The current state is not good either
> The getcwd() case is even stronger as the "see everything" argument makes even
> less sense there. I really can't see why the kernel should return processes
> fake pathnames. The process is explicitly asking for the current pathname to
> the working directory, it doesn't want to know what the pathname was at some
> previous point in time.
Can you prove no existing application on the planet relies on the
existing behaviour ? Actually more limited but sane as a test would be
"Can you prove that the glibc behaviour visible to applications does not
change"
> Actually, no. We could live fine with leaving getcwd() and /proc/mounts as
> ambiguous / weird / broken as they are right now. All it would take would be
> to reambiguate the result of the unambiguous __d_path(), which is really
> easy. Everything that cares about real pathnames would use the unambiguous
> version while the legacy interfaces would use the ambiguous version.
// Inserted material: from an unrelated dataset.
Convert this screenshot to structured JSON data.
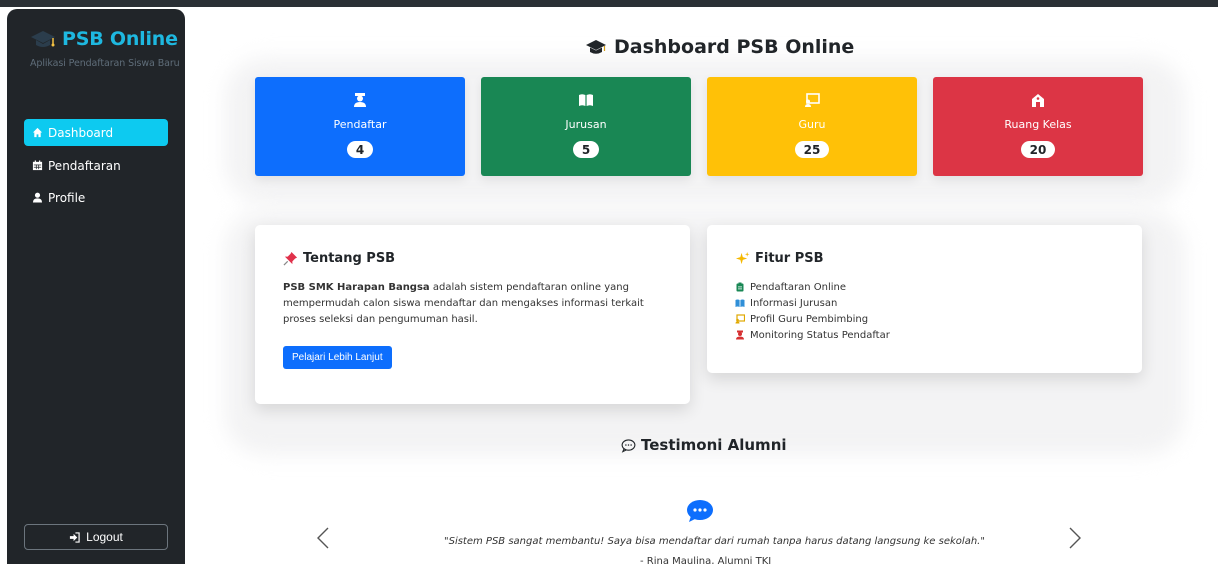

But that
> really wouldn't make sense.
I disagree - firstly because of not breaking stuff, and secondly because
it separates two discussions - merging AppArmor being one of them , and
the correct behaviour for getcwd & /proc/mounts being the other.
> > Ok, providing the "real" root sees them all it isn't so bad, but to
> > assume you can filter based upon what the task can see is dodgy as an
> > assumption.
>
> Why?
Because the viewing apparatus on the other side of the monitor is not
operating in current directories/contexts.